“Hebben jullie dit allemaal zélf gefinancierd?” hoor ik mezelf vragen aan dominee Emmanuel Ogou, terwijl hij me rondleidt in het enorme kerkgebouw in hartje Cotonou. Ik ben voor Verre Naasten in Bénin om les te geven aan studenten in Cotonou en Parakou. Dominee Ogou heeft me uitgenodigd om zondag in zijn kerk, die onderdeel is van de Assemblées de Dieu, voor te gaan. Maar voordat het zover is krijg ik eerst een rondleiding in het immense gebouw.
“Natuurlijk, uit onze eigen middelen! Helemaal zelf! En de stoelen hebben laten overkomen uit China!” Trots wijst hij me op de rijen stoelen in de kerkzaal: brede, luxe uitgevoerde bioscoopstoelen, bekleed met een soort nepleer. Ook de tribunes rondom de kerkzaal staan er vol mee. Het geheel heeft daardoor meer weg van een theater, dan van een kerkgebouw. Het pand telt in totaal vier verdiepingen. Op het podium de modernste geluidsapparatuur. Met daarboven in grote neonletters: “JESUS”.

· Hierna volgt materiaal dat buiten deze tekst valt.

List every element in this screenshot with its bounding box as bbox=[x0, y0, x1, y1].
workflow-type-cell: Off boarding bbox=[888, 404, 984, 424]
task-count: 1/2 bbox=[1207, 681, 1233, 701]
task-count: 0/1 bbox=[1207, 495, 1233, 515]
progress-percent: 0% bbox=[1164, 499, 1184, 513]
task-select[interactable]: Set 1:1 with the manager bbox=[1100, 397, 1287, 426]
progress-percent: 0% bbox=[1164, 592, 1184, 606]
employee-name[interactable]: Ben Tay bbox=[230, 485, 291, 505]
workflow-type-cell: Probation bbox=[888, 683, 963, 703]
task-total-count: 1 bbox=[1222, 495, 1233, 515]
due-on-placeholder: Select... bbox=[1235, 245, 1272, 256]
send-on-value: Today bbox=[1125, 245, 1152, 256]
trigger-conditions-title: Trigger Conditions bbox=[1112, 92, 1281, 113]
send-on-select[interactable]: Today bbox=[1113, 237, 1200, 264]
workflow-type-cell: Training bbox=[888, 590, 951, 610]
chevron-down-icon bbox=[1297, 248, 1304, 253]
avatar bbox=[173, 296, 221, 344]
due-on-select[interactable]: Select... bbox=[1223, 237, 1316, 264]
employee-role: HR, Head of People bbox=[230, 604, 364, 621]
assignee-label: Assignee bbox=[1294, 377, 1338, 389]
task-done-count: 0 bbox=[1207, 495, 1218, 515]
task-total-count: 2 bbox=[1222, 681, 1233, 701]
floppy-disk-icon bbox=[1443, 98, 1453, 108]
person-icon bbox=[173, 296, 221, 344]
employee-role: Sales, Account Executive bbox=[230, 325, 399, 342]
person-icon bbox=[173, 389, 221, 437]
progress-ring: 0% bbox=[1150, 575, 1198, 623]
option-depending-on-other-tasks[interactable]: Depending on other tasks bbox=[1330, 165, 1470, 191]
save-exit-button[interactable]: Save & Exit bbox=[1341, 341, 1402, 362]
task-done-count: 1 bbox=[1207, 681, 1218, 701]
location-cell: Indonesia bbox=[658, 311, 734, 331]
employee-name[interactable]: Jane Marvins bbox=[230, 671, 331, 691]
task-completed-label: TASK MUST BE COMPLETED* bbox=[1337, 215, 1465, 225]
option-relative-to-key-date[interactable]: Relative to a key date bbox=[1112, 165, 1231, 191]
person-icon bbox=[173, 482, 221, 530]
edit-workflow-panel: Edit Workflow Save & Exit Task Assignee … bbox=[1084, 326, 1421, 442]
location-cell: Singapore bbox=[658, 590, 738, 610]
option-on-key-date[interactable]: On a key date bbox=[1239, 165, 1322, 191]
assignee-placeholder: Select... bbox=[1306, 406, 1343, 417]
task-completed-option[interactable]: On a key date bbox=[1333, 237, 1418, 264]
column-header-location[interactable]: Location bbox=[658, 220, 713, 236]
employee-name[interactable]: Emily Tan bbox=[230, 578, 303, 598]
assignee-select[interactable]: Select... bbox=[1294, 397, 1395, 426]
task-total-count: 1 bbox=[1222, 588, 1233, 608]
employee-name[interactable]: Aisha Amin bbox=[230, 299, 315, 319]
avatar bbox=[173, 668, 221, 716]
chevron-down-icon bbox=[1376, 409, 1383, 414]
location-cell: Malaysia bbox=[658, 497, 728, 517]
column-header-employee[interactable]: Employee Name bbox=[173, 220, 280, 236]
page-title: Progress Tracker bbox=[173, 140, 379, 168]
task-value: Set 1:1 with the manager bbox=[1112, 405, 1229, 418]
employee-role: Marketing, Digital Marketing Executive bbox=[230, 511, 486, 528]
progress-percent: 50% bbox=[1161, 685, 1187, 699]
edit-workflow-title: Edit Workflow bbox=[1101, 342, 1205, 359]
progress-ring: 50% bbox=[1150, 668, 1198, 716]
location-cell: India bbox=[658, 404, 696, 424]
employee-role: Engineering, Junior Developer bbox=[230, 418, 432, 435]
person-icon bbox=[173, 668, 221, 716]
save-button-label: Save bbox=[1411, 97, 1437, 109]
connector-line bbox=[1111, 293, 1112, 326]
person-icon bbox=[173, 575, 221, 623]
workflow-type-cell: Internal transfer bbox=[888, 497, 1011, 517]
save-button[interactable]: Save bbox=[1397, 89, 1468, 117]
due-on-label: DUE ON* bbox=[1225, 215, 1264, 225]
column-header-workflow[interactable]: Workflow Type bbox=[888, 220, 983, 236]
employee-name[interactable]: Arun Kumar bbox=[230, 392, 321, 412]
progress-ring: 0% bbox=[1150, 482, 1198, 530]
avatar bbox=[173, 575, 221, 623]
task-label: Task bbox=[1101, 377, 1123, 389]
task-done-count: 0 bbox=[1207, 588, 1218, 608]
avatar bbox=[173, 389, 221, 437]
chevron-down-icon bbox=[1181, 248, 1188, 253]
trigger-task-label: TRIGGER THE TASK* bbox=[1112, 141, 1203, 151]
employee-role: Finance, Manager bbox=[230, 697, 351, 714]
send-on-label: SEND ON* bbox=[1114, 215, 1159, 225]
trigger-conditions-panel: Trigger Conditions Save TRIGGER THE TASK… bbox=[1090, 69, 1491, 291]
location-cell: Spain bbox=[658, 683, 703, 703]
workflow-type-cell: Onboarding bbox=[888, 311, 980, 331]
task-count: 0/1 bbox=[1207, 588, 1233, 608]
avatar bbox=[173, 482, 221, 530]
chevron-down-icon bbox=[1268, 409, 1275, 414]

Hoorde ik een lichte irritatie in zijn stem? Waarom stelde ik deze vraag eigenlijk? Natuurlijk: om mijn collega te feliciteren met zo’n prachtige kerk. Maar ik zal niet ontkennen dat in mijn vraag ook verbazing doorklonk. Hoe krijgen ze zoiets voor elkaar, zonder hulp van buitenaf? We zijn hier toch in een armoedig Afrikaans land? Terug in mijn appartement schaam ik me voor mijn vraag en de gedachtewereld die erachter zit…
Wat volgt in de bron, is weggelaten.